Genau aus dieser Verlierer-Ecke, in die die Regierung aus SPD und Grünen Nordrhein-Westfalen manövriert haben, will die CDU das bevölkerungsreichste Bundesland wieder herausholen – und sogar an die Spitze aller Länder führen. Das erklärte CDU-Landeschef und Spitzenkandidat Armit Laschet bei der Vorlage des CDU-Wahlprogramms für die Landtagswahl am 14. Mai. Vor allem mit den Themen Sicherheit, Wirtschaftskraft und Bildung will die CDU die Stimmen der Wähler gewinnen, so Laschet. Das Wahlprogramm unter der Überschrift „Zuhören. Entscheiden. Handeln“ soll am 1. April von einem Parteitag beschlossen werden.

Laschet ist sich sicher, dass das Comeback des Landes gelingen kann – Vorbedingung muss allerdings ein Regierungswechsel sein. Bis Ende Januar 2017 lag die CDU in Umfragen praktisch gleichauf mit der SPD von Ministerpräsidentin Kraft, bei manchen Umfragen 2016 hatten die Christdemokraten sogar leicht die Nase vorn. Erst seit der Ausrufung des aus NRW stammenden Martin Schulz zum SPD-Kanzlerkandidaten wendete sich das Blatt, in der jüngsten Umfrage (Infratest-dimap für den WDR) kommt die SPD auf 37 Prozent, die CDU nur auf 30 Prozent. Der Zwischenstand sei „in der Tat schwierig“, sagte Laschet der Rheinischen Post. Allerdings profitiere die SPD im Moment beinah ausschließlich von der Berufung von Schulz. In jedem Fall hat Rot-Grün seit Monaten in den Umfragen keine Mehrheit mehr – auch mit „Schulz-Effekt“ nicht.

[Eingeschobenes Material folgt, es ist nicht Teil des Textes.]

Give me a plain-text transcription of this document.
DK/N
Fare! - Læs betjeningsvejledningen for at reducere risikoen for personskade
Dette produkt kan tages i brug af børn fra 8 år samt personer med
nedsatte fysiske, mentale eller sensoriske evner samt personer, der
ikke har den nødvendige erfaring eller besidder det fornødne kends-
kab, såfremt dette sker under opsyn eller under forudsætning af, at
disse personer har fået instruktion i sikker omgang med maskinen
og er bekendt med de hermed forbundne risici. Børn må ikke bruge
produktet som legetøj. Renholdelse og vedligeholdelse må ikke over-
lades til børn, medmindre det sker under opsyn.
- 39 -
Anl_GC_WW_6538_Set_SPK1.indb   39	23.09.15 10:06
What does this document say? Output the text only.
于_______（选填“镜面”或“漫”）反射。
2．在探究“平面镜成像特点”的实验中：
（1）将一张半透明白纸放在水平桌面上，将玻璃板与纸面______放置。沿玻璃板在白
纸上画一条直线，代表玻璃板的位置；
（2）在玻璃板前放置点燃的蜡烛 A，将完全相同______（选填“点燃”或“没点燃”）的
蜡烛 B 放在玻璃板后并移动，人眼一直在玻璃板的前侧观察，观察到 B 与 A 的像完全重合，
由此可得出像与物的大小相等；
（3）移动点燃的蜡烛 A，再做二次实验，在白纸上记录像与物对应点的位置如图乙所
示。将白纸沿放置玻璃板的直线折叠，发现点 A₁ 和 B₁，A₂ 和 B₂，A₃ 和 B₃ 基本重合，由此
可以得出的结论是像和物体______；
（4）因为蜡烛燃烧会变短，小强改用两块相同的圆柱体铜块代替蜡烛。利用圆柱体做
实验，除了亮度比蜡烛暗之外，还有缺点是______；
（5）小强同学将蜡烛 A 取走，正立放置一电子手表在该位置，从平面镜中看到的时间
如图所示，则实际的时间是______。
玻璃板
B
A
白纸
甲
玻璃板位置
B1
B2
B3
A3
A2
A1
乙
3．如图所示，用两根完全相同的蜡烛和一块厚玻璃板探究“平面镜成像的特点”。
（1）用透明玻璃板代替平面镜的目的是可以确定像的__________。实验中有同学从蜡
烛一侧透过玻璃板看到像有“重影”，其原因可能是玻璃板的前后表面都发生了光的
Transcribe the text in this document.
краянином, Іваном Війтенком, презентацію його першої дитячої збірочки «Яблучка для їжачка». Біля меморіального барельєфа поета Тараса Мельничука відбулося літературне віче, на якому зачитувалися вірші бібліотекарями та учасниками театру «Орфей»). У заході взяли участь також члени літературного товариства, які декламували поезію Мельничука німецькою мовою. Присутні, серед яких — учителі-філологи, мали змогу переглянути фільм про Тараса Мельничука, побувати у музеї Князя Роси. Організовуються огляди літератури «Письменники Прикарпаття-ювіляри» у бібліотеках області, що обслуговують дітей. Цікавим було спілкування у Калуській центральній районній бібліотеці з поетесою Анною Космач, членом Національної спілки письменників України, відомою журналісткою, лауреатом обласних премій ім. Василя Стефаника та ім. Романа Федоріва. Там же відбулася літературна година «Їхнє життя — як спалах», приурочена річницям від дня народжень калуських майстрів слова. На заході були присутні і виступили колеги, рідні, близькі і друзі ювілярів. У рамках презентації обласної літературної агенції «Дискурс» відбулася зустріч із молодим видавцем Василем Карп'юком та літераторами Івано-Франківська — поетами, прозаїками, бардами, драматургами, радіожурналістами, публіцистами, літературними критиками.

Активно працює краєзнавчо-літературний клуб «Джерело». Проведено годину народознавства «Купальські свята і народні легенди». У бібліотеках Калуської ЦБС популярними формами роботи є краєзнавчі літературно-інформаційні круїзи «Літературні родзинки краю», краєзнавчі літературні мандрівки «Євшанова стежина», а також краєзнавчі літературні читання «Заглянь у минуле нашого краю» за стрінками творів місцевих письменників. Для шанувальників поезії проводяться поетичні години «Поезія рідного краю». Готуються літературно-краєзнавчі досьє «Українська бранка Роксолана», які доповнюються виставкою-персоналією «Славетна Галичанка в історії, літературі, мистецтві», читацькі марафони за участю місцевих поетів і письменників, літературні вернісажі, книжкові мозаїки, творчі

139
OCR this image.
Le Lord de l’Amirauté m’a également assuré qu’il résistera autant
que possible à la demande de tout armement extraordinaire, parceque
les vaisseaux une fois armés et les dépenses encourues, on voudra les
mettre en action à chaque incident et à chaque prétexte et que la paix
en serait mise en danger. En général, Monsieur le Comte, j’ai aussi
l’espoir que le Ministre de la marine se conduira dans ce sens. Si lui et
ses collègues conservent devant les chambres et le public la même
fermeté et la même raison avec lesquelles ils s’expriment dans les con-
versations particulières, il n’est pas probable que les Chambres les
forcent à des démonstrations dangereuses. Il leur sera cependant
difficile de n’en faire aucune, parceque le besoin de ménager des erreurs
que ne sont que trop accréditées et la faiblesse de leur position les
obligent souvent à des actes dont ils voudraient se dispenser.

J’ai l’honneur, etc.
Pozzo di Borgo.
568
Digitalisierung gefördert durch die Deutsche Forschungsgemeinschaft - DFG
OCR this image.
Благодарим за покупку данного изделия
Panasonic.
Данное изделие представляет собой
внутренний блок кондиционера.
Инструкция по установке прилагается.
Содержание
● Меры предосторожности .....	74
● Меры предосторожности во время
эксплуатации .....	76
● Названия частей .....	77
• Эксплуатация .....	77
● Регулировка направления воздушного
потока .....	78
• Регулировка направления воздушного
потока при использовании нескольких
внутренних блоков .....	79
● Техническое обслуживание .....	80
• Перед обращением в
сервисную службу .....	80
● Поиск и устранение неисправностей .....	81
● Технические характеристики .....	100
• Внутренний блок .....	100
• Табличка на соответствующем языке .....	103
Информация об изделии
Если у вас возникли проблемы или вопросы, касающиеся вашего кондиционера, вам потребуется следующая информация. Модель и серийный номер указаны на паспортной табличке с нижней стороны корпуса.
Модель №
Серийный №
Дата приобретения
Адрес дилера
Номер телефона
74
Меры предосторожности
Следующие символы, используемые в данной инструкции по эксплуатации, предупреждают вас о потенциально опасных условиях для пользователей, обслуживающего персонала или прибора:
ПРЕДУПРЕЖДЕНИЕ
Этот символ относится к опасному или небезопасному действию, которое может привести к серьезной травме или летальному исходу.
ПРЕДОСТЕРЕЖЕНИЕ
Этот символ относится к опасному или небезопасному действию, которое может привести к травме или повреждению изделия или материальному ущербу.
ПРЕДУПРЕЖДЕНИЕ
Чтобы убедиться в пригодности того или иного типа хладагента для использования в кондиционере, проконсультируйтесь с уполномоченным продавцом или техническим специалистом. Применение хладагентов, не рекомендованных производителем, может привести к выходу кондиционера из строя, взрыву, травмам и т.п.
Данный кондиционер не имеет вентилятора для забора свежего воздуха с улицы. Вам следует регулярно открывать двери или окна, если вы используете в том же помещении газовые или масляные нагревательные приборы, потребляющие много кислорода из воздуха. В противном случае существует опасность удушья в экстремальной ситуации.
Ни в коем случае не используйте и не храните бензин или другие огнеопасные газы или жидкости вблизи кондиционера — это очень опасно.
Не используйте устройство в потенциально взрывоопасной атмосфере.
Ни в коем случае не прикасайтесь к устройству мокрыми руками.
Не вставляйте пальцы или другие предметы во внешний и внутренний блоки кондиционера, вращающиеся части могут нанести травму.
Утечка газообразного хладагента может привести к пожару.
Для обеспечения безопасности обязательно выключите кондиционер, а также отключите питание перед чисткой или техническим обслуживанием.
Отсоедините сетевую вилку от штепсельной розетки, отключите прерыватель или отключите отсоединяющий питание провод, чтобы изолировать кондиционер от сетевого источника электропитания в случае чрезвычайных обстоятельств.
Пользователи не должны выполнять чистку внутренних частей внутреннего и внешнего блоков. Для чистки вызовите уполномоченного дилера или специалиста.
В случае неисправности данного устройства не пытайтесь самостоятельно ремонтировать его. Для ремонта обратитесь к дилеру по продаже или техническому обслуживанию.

Innere Sicherheit und Wirtschaftsaufschwung

Die CDU will, sofern sie die Wahl gewinnt, die Gefahr, Opfer eines Einbruchs zu werden – die in NRW sechsmal höher ist als in Bayern – drastisch senken: Einmal durch den Einsatz des softwaregestützten Werkzeugs „Predictive Policing“, das Tatmuster vorhersagen kann und das in Bayern schon seit Jahren im Einsatz ist. Schleierfahndung, also verdachtsunabhängige Kontrollen, soll auch in NRW ermöglicht werden. Zu „null Toleranz gegen Kriminelle“ gehöre auch ein entschiedenes Vorgehen gegen Rockerbanden und kriminelle Familienclans, die einige Großstadt-Bezirke zu „No-Go-Areas“ machten. Dem islamistischen Terrorismus will die CDU „entschlossen entgegentreten“. SPD-Innenminister Jäger trägt nach Überzeugung der CDU einen Großteil der Verantwortung dafür, dass der Berlin-Terrorist Anis Amri nicht frühzeitig abgeschoben wurde.

Wir wollen weg von den letzten Plätzen. Wir wollen Spitzenreiter und nicht immer Schlusslicht sein.

Armin Laschet, CDU-Spitzenkandidat NRW

In Sachen Wirtschaftsförderung will die CDU zunächst eine Entbürokratisierung einleiten. „Tausende Vorgaben“ allein aus dem Umweltministerium des Grünen Johannes Remmel behinderten das Wirtschaftswachstum, so Laschet. Familien- und Traditionsunternehmen solle es erleichtert werden, in ihrer direkten Umgebung zu expandieren. Genehmigungsverfahren will die CDU beschleunigen. Das „überflüssige“ NRW-Klimaschutzgesetz werde abgeschafft. Angesichts einer Gesamtverschuldung des Landes von 144 Milliarden Euro würden alle Ausgaben und Aufgaben auf den Prüfstand gestellt, kündigte Laschet an.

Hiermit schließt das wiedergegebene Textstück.